Так общество пришло к новой модели искусства, которое было построено на этом пределе и пустоте, оно получило название метамодерн.
Искусство через травму.
Внутри искусство обнаружило не стройный космос, а разломы идентичности, вытесненные страхи и фрагментацию опыта. Если модерн спрашивал «Что есть истина?», то метамодерн задаёт иной вопрос: «Что с нами случилось и как мы можем об этом рассказать?». Искусство перестало быть зеркалом, отражающим прекрасный и упорядоченный мир, и стало инструментом, который позволяет этот мир препарировать, вскрывая его раны. Боль и незавершённость превратились из тем, которых избегали, в главный предмет художественного высказывания.
Норман Браун в книге «Жизнь против смерти» даёт психоаналитическое объяснение этому сдвигу. Он вводит понятие «фаустовской неугомонности» — специфически западной формы психики, которая не может остановиться и удовлетворяться достигнутым, поскольку само развитие служит способом бегства от конечности, скуки и страха смерти [5, с. 234–238]. Эта неугомонность, бывшая двигателем модерна, не исчезает в метамодерне — она уходит внутрь, становится источником тревоги и травмы, а искусство берёт на себя функцию её проговаривания и проработки.
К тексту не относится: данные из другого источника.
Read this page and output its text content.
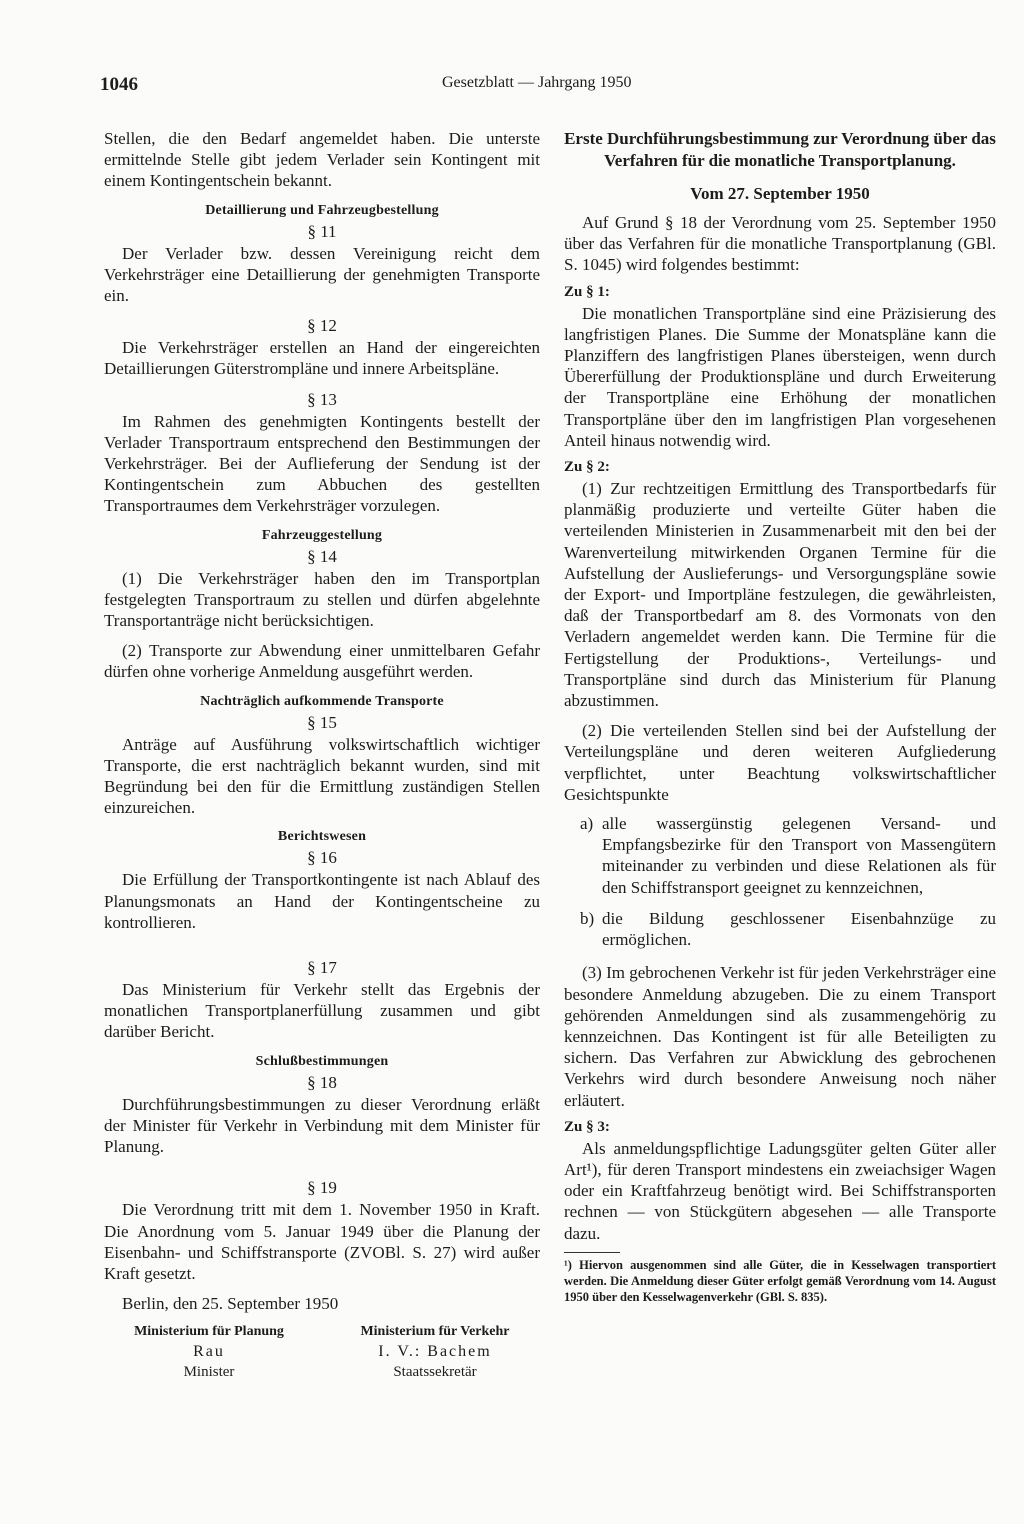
1046	Gesetzblatt — Jahrgang 1950

Stellen, die den Bedarf angemeldet haben. Die unterste ermittelnde Stelle gibt jedem Verlader sein Kontingent mit einem Kontingentschein bekannt.

Detaillierung und Fahrzeugbestellung

§ 11

Der Verlader bzw. dessen Vereinigung reicht dem Verkehrsträger eine Detaillierung der genehmigten Transporte ein.

§ 12

Die Verkehrsträger erstellen an Hand der eingereichten Detaillierungen Güterstrompläne und innere Arbeitspläne.

§ 13

Im Rahmen des genehmigten Kontingents bestellt der Verlader Transportraum entsprechend den Bestimmungen der Verkehrsträger. Bei der Auflieferung der Sendung ist der Kontingentschein zum Abbuchen des gestellten Transportraumes dem Verkehrsträger vorzulegen.

Fahrzeuggestellung

§ 14

(1) Die Verkehrsträger haben den im Transportplan festgelegten Transportraum zu stellen und dürfen abgelehnte Transportanträge nicht berücksichtigen.

(2) Transporte zur Abwendung einer unmittelbaren Gefahr dürfen ohne vorherige Anmeldung ausgeführt werden.

Nachträglich aufkommende Transporte

§ 15

Anträge auf Ausführung volkswirtschaftlich wichtiger Transporte, die erst nachträglich bekannt wurden, sind mit Begründung bei den für die Ermittlung zuständigen Stellen einzureichen.

Berichtswesen

§ 16

Die Erfüllung der Transportkontingente ist nach Ablauf des Planungsmonats an Hand der Kontingentscheine zu kontrollieren.

§ 17

Das Ministerium für Verkehr stellt das Ergebnis der monatlichen Transportplanerfüllung zusammen und gibt darüber Bericht.

Schlußbestimmungen

§ 18

Durchführungsbestimmungen zu dieser Verordnung erläßt der Minister für Verkehr in Verbindung mit dem Minister für Planung.

§ 19

Die Verordnung tritt mit dem 1. November 1950 in Kraft. Die Anordnung vom 5. Januar 1949 über die Planung der Eisenbahn- und Schiffstransporte (ZVOBl. S. 27) wird außer Kraft gesetzt.

Berlin, den 25. September 1950

Ministerium für Planung
Rau
Minister
Ministerium für Verkehr
I. V.: Bachem
Staatssekretär

Erste Durchführungsbestimmung zur Verordnung über das Verfahren für die monatliche Transportplanung.

Vom 27. September 1950

Auf Grund § 18 der Verordnung vom 25. September 1950 über das Verfahren für die monatliche Transportplanung (GBl. S. 1045) wird folgendes bestimmt:

Zu § 1:

Die monatlichen Transportpläne sind eine Präzisierung des langfristigen Planes. Die Summe der Monatspläne kann die Planziffern des langfristigen Planes übersteigen, wenn durch Übererfüllung der Produktionspläne und durch Erweiterung der Transportpläne eine Erhöhung der monatlichen Transportpläne über den im langfristigen Plan vorgesehenen Anteil hinaus notwendig wird.

Zu § 2:

(1) Zur rechtzeitigen Ermittlung des Transportbedarfs für planmäßig produzierte und verteilte Güter haben die verteilenden Ministerien in Zusammenarbeit mit den bei der Warenverteilung mitwirkenden Organen Termine für die Aufstellung der Auslieferungs- und Versorgungspläne sowie der Export- und Importpläne festzulegen, die gewährleisten, daß der Transportbedarf am 8. des Vormonats von den Verladern angemeldet werden kann. Die Termine für die Fertigstellung der Produktions-, Verteilungs- und Transportpläne sind durch das Ministerium für Planung abzustimmen.

(2) Die verteilenden Stellen sind bei der Aufstellung der Verteilungspläne und deren weiteren Aufgliederung verpflichtet, unter Beachtung volkswirtschaftlicher Gesichtspunkte

a) alle wassergünstig gelegenen Versand- und Empfangsbezirke für den Transport von Massengütern miteinander zu verbinden und diese Relationen als für den Schiffstransport geeignet zu kennzeichnen,
b) die Bildung geschlossener Eisenbahnzüge zu ermöglichen.

(3) Im gebrochenen Verkehr ist für jeden Verkehrsträger eine besondere Anmeldung abzugeben. Die zu einem Transport gehörenden Anmeldungen sind als zusammengehörig zu kennzeichnen. Das Kontingent ist für alle Beteiligten zu sichern. Das Verfahren zur Abwicklung des gebrochenen Verkehrs wird durch besondere Anweisung noch näher erläutert.

Zu § 3:

Als anmeldungspflichtige Ladungsgüter gelten Güter aller Art¹), für deren Transport mindestens ein zweiachsiger Wagen oder ein Kraftfahrzeug benötigt wird. Bei Schiffstransporten rechnen — von Stückgütern abgesehen — alle Transporte dazu.

¹) Hiervon ausgenommen sind alle Güter, die in Kesselwagen transportiert werden. Die Anmeldung dieser Güter erfolgt gemäß Verordnung vom 14. August 1950 über den Kesselwagenverkehr (GBl. S. 835).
Проследим этот сдвиг на трёх примерах — двух литературных и одном кинематографическом. Каждый из них выводит нас к одному из четырёх расколов. Тема двойничества, ставшая ключевой для понимания травмы идентичности (раскол «Я vs Двойник»), появляется уже в 1846 году в повести Ф.М. Достоевского «Двойник», в ней чиновник Голядкин сталкивается с собственным отражением, которое оказывается успешнее, харизматичнее и безжалостнее оригинала и в конечном счёте вытесняет его из социальной жизни [22].
Это не фантастический сюжет, а клинически точное описание распада личности, когда человек перестаёт узнавать себя в своём социальном отражении. В XX веке ту же тему радикализирует Варлам Шаламов в «Колымских рассказах». Его герои не борются с двойником и не сходят с ума, они просто превращаются в «прах», в биологический материал, лишённый воли и памяти [20]. Система здесь не ломает человека — она делает саму идею внутреннего мира ненужной. Травма перестаёт быть событием, она становится средой обитания, предвосхищая логику «облачного крепостничества» и алгоритмического управления, о которых пойдёт речь в главах 8 и 9.